Hezbollah sembra aver ben compreso tutto questo e preso coscienza che questa sorta di “guerra di logoramento” lo sta decisamente favorendo, come più volte affermato dal suo leader Nasrallah.
Anche Israele lo sa e potrebbe cercare di cambiare le carte in tavola, ma sa anche che, al momento, l'unica carta di cui sembra disporre la deve estrarre dal mazzo di un deciso innalzamento del livello conflittuale, che dovrebbe portare le sue Forze ad attaccare in profondità il dispositivo del “Partito di Dio”, valicando il confine con il Libano e mettendosi, di fatto, nella condizione di aggressore di uno Stato Sovrano.
Una situazione assolutamente pessima, perché attirerebbe l'inevitabile condanna della Comunità Internazionale, causerebbe un ulteriore peggioramento dei suoi rapporti già difficili con il nervoso sponsor americano, comporterebbe il rischio di un maggiore coinvolgimento degli alleati sciiti (Iran in testa) e sottoporrebbe le IDV ad un impegno operativo di alto profilo, perché il Libano, per quanto oggettivamente più debole, non è Hamas.
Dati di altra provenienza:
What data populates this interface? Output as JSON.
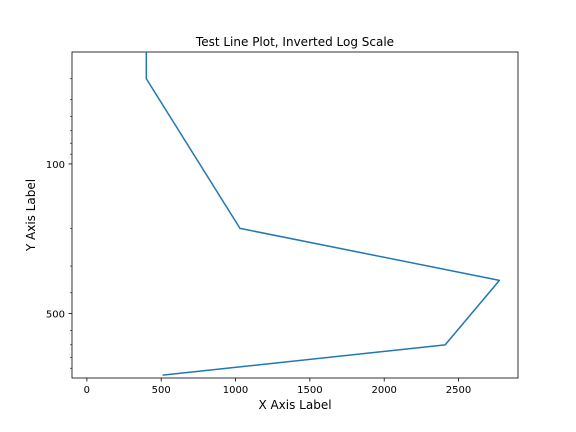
{
  "chart_data": {
    "type": "line",
    "title": "Test Line Plot, Inverted Log Scale",
    "xlabel": "X Axis Label",
    "ylabel": "Y Axis Label",
    "xlim": [
      -100,
      2900
    ],
    "ylim": [
      1000,
      30
    ],
    "yscale": "log",
    "y_inverted": true,
    "grid": false,
    "x_ticks": [
      {
        "value": 0,
        "label": "0"
      },
      {
        "value": 500,
        "label": "500"
      },
      {
        "value": 1000,
        "label": "1000"
      },
      {
        "value": 1500,
        "label": "1500"
      },
      {
        "value": 2000,
        "label": "2000"
      },
      {
        "value": 2500,
        "label": "2500"
      }
    ],
    "y_major_ticks": [
      {
        "value": 100,
        "label": "100"
      },
      {
        "value": 500,
        "label": "500"
      }
    ],
    "y_minor_ticks": [
      40,
      50,
      60,
      70,
      80,
      90,
      200,
      300,
      400,
      600,
      700,
      800,
      900
    ],
    "series": [
      {
        "color": "#1f77b4",
        "x": [
          400,
          400,
          1030,
          2775,
          2410,
          510
        ],
        "y": [
          30,
          40,
          200,
          350,
          700,
          970
        ]
      }
    ]
  }
}
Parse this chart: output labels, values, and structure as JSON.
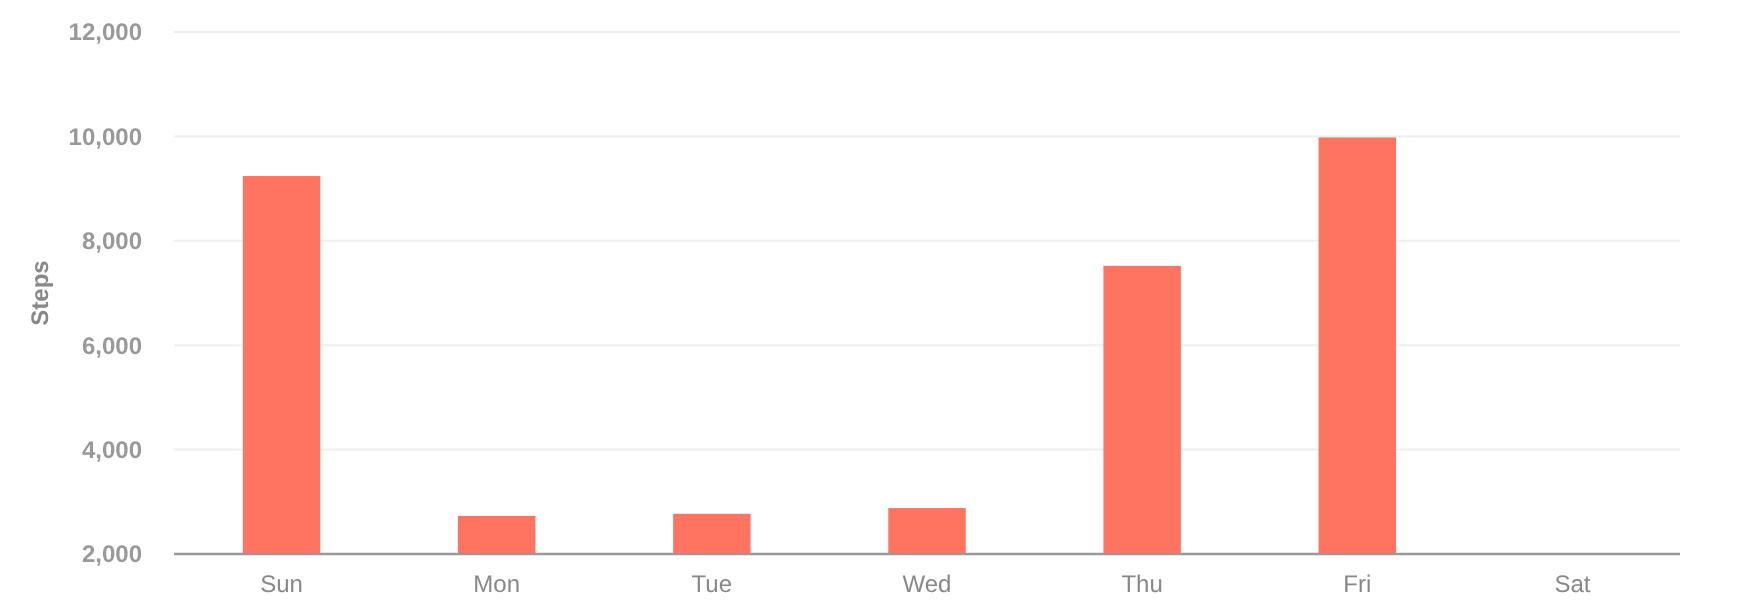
{
  "chart_data": {
    "type": "bar",
    "ylabel": "Steps",
    "categories": [
      "Sun",
      "Mon",
      "Tue",
      "Wed",
      "Thu",
      "Fri",
      "Sat"
    ],
    "values": [
      9240,
      2730,
      2770,
      2880,
      7520,
      9980,
      null
    ],
    "color": "#ff7361",
    "ylim": [
      2000,
      12000
    ],
    "yticks": [
      {
        "value": 2000,
        "label": "2,000"
      },
      {
        "value": 4000,
        "label": "4,000"
      },
      {
        "value": 6000,
        "label": "6,000"
      },
      {
        "value": 8000,
        "label": "8,000"
      },
      {
        "value": 10000,
        "label": "10,000"
      },
      {
        "value": 12000,
        "label": "12,000"
      }
    ],
    "grid": "y"
  }
}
Questo è cosi vero da indurre al ruggito un esponente del governo libanese che, recentemente, ha affermato che l'eventuale invasione, anche parziale, del Libano da parte di Israele non sarebbe per lui una passeggiata. E se anche un libanese si esprime in questa maniera, significa che la situazione per Tel Aviv è veramente difficile.